Veelal wordt het energieverbruik in rust van volwassenen berekend met behulp van de Harris en Benedict– formule (afkomstig uit 1919!) of de later aangepaste formule van Roza en Shizgal (1984). Echter, mensen verschillen in hun ruststofwisseling, waarbij de een in rust meer calorieën verbrandt dan de ander. Ook zijn er verschillen voor wat betreft verbranding van suikers/koolhydraten of vetten in rust. De een verbrandt meer koolhydraten in rust, terwijl iemand anders juist meer vetten verbruikt.

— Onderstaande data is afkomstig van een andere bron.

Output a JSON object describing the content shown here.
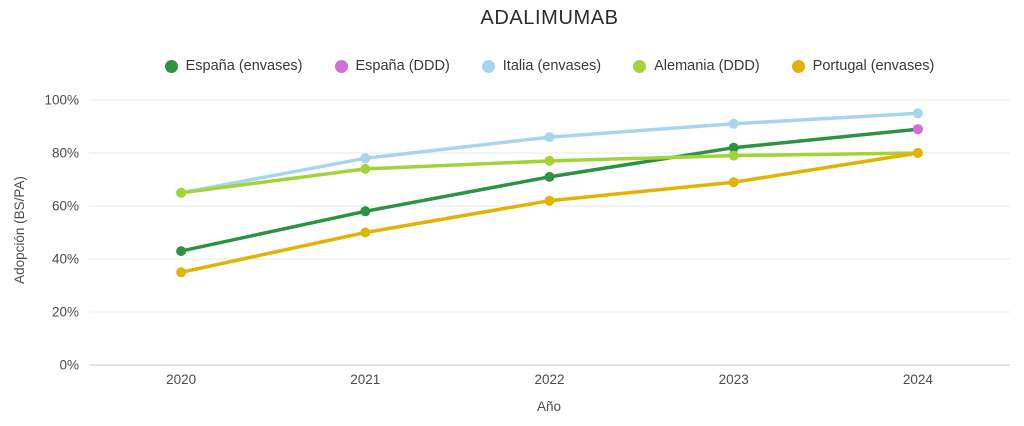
{
  "title": "ADALIMUMAB",
  "colors": {
    "grid": "#e8e8e8",
    "zero_line": "#c9c9c9",
    "title_text": "#2b2b2b",
    "tick_text": "#4c4c4c"
  },
  "chart_data": {
    "type": "line",
    "x": [
      "2020",
      "2021",
      "2022",
      "2023",
      "2024"
    ],
    "series": [
      {
        "name": "España (envases)",
        "color": "#2e9245",
        "values": [
          43,
          58,
          71,
          82,
          89
        ]
      },
      {
        "name": "España (DDD)",
        "color": "#d36fd6",
        "values": [
          null,
          null,
          null,
          null,
          89
        ]
      },
      {
        "name": "Italia (envases)",
        "color": "#a9d4ee",
        "values": [
          65,
          78,
          86,
          91,
          95
        ]
      },
      {
        "name": "Alemania (DDD)",
        "color": "#a4d338",
        "values": [
          65,
          74,
          77,
          79,
          80
        ]
      },
      {
        "name": "Portugal (envases)",
        "color": "#e2b206",
        "values": [
          35,
          50,
          62,
          69,
          80
        ]
      }
    ],
    "xlabel": "Año",
    "ylabel": "Adopción (BS/PA)",
    "ylim": [
      0,
      100
    ],
    "yticks": [
      0,
      20,
      40,
      60,
      80,
      100
    ],
    "ytick_suffix": "%",
    "grid": true,
    "legend_position": "top",
    "marker": "circle"
  }
}
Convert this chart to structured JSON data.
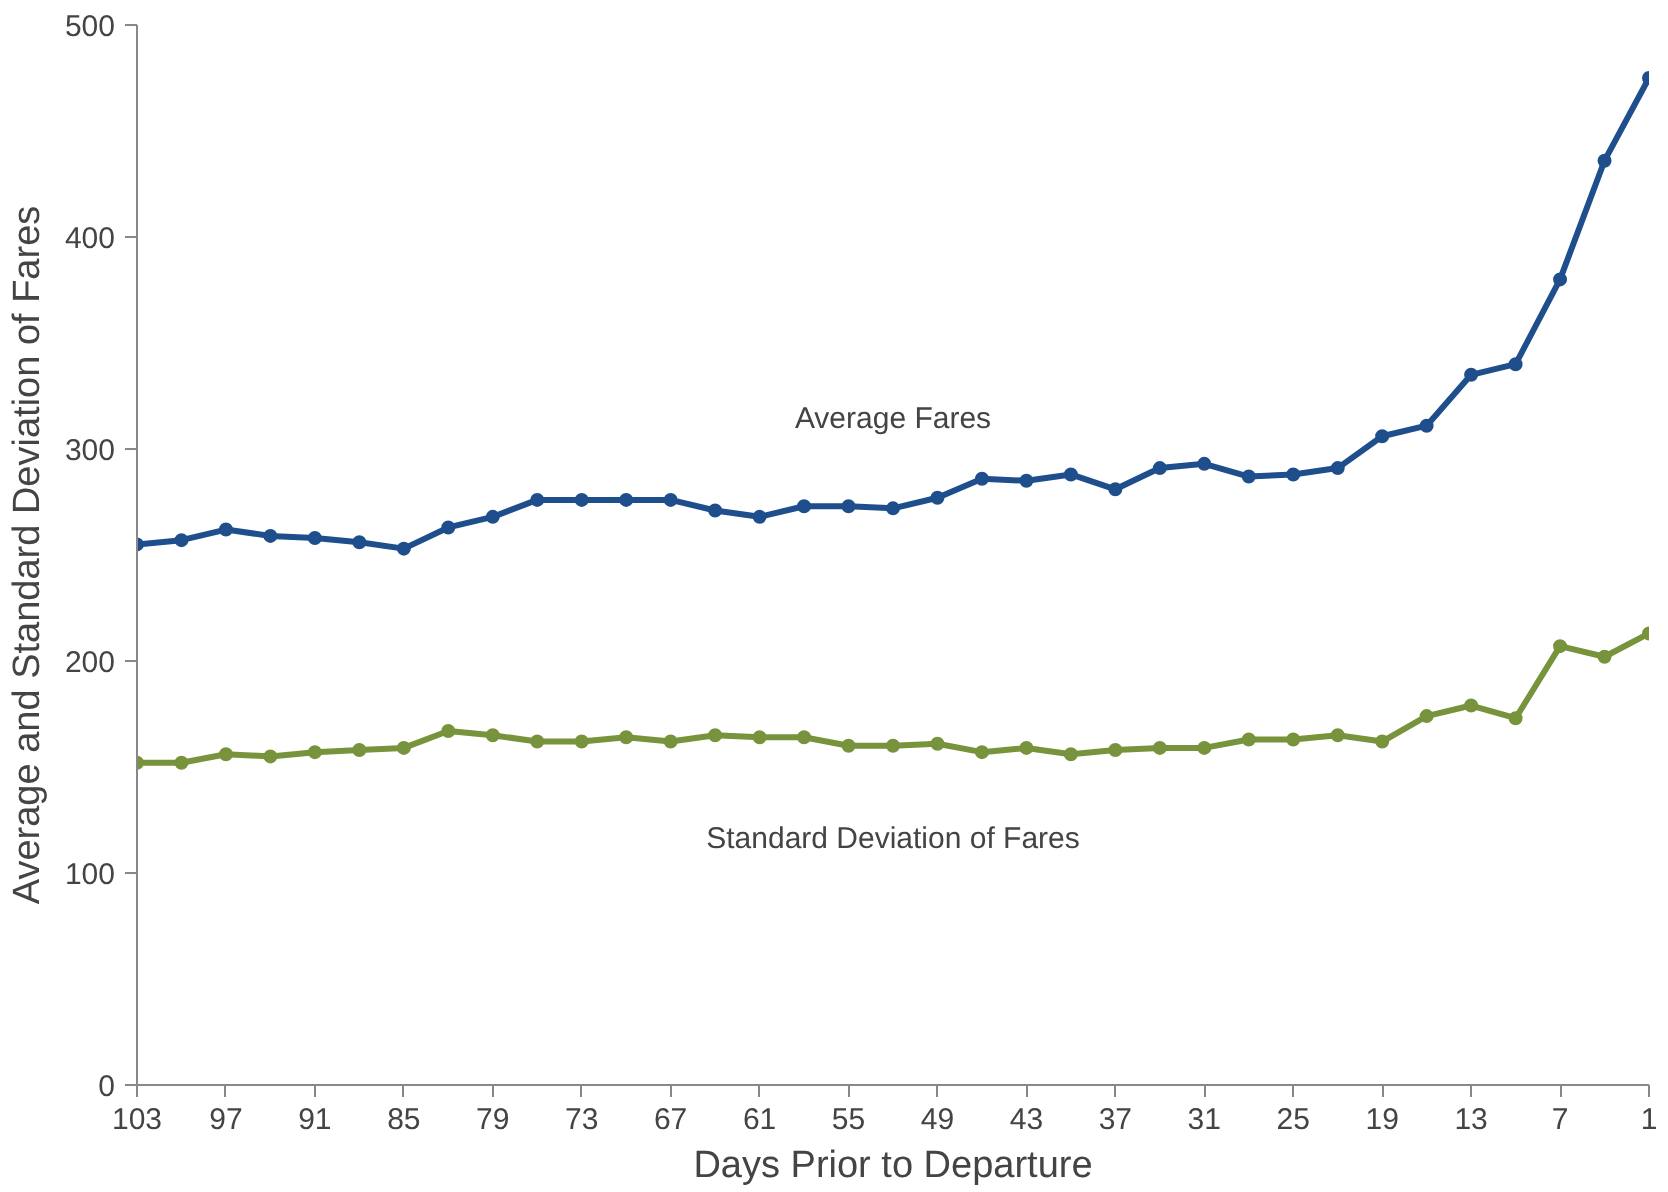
{
  "chart_data": {
    "type": "line",
    "xlabel": "Days Prior to Departure",
    "ylabel": "Average and Standard Deviation of Fares",
    "x": [
      103,
      100,
      97,
      94,
      91,
      88,
      85,
      82,
      79,
      76,
      73,
      70,
      67,
      64,
      61,
      58,
      55,
      52,
      49,
      46,
      43,
      40,
      37,
      34,
      31,
      28,
      25,
      22,
      19,
      16,
      13,
      10,
      7,
      4,
      1
    ],
    "series": [
      {
        "name": "Average Fares",
        "color": "#1f4e8c",
        "values": [
          255,
          257,
          262,
          259,
          258,
          256,
          253,
          263,
          268,
          276,
          276,
          276,
          276,
          271,
          268,
          273,
          273,
          272,
          277,
          286,
          285,
          288,
          281,
          291,
          293,
          287,
          288,
          291,
          306,
          311,
          335,
          340,
          380,
          436,
          475
        ]
      },
      {
        "name": "Standard Deviation of Fares",
        "color": "#77933c",
        "values": [
          152,
          152,
          156,
          155,
          157,
          158,
          159,
          167,
          165,
          162,
          162,
          164,
          162,
          165,
          164,
          164,
          160,
          160,
          161,
          157,
          159,
          156,
          158,
          159,
          159,
          163,
          163,
          165,
          162,
          174,
          179,
          173,
          207,
          202,
          213
        ]
      }
    ],
    "xlim": [
      103,
      1
    ],
    "xticks": [
      103,
      97,
      91,
      85,
      79,
      73,
      67,
      61,
      55,
      49,
      43,
      37,
      31,
      25,
      19,
      13,
      7,
      1
    ],
    "ylim": [
      0,
      500
    ],
    "yticks": [
      0,
      100,
      200,
      300,
      400,
      500
    ],
    "grid": false,
    "legend": false,
    "marker": "circle",
    "line_style": "solid"
  }
}
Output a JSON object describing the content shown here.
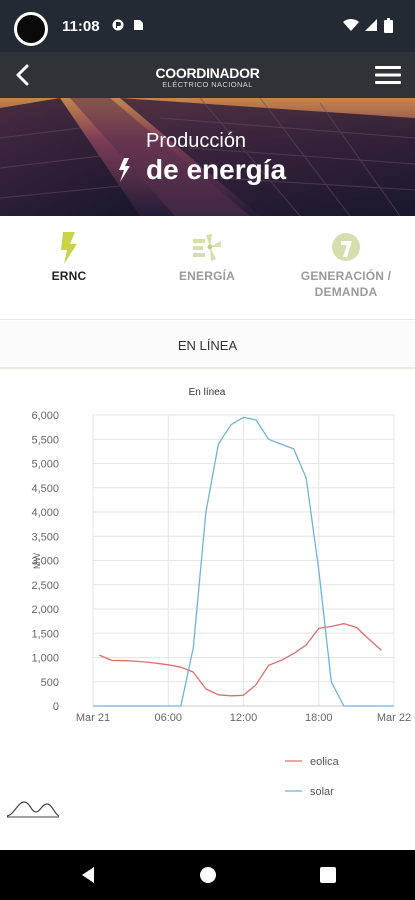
{
  "status_bar": {
    "time": "11:08"
  },
  "app_bar": {
    "logo_title": "COORDINADOR",
    "logo_subtitle": "ELÉCTRICO NACIONAL"
  },
  "hero": {
    "title_line1": "Producción",
    "title_line2": "de energía"
  },
  "tabs": [
    {
      "label": "ERNC",
      "icon": "bolt-icon",
      "active": true
    },
    {
      "label": "ENERGÍA",
      "icon": "wind-turbine-icon",
      "active": false
    },
    {
      "label": "GENERACIÓN / DEMANDA",
      "icon": "gauge-icon",
      "active": false
    }
  ],
  "subtab": {
    "label": "EN LÍNEA"
  },
  "chart_data": {
    "type": "line",
    "title": "En línea",
    "ylabel": "MW",
    "xlabel": "",
    "ylim": [
      0,
      6000
    ],
    "yticks": [
      "0",
      "500",
      "1,000",
      "1,500",
      "2,000",
      "2,500",
      "3,000",
      "3,500",
      "4,000",
      "4,500",
      "5,000",
      "5,500",
      "6,000"
    ],
    "xlim": [
      0,
      24
    ],
    "xticks": [
      {
        "h": 0,
        "label": "Mar 21"
      },
      {
        "h": 6,
        "label": "06:00"
      },
      {
        "h": 12,
        "label": "12:00"
      },
      {
        "h": 18,
        "label": "18:00"
      },
      {
        "h": 24,
        "label": "Mar 22"
      }
    ],
    "grid": true,
    "legend_position": "bottom-right",
    "series": [
      {
        "name": "eolica",
        "color": "#e36b6b",
        "points": [
          [
            0.5,
            1050
          ],
          [
            1.5,
            940
          ],
          [
            3,
            930
          ],
          [
            4.5,
            900
          ],
          [
            6,
            850
          ],
          [
            7,
            800
          ],
          [
            8,
            700
          ],
          [
            9,
            350
          ],
          [
            10,
            230
          ],
          [
            11,
            210
          ],
          [
            12,
            220
          ],
          [
            13,
            440
          ],
          [
            14,
            840
          ],
          [
            15,
            940
          ],
          [
            16,
            1080
          ],
          [
            17,
            1260
          ],
          [
            18,
            1600
          ],
          [
            19,
            1640
          ],
          [
            20,
            1700
          ],
          [
            21,
            1620
          ],
          [
            22,
            1380
          ],
          [
            23,
            1150
          ]
        ]
      },
      {
        "name": "solar",
        "color": "#6fb3dd",
        "points": [
          [
            0,
            0
          ],
          [
            6,
            0
          ],
          [
            7,
            0
          ],
          [
            8,
            1200
          ],
          [
            9,
            4000
          ],
          [
            10,
            5400
          ],
          [
            11,
            5800
          ],
          [
            12,
            5950
          ],
          [
            13,
            5900
          ],
          [
            14,
            5500
          ],
          [
            15,
            5400
          ],
          [
            16,
            5300
          ],
          [
            17,
            4700
          ],
          [
            18,
            2800
          ],
          [
            19,
            500
          ],
          [
            20,
            0
          ],
          [
            24,
            0
          ]
        ]
      }
    ]
  }
}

Met het ruststofwisseling / rustmetabolisme onderzoek wordt de daadwerkelijke ruststofwisseling van een persoon gemeten. Met andere woorden; wat verbrandt een persoon in rust aan calorieën per 24 uur en welk macronutriënt (vetten of koolhydraten) verbrandt hij/zij het meest? Van hieruit kan worden berekend wat iemand aan calorieën per dag nodig heeft en kan een voedingsplan worden gemaakt door een diëtist(e), voedingsdeskundige, of gewichtsconsulent(e).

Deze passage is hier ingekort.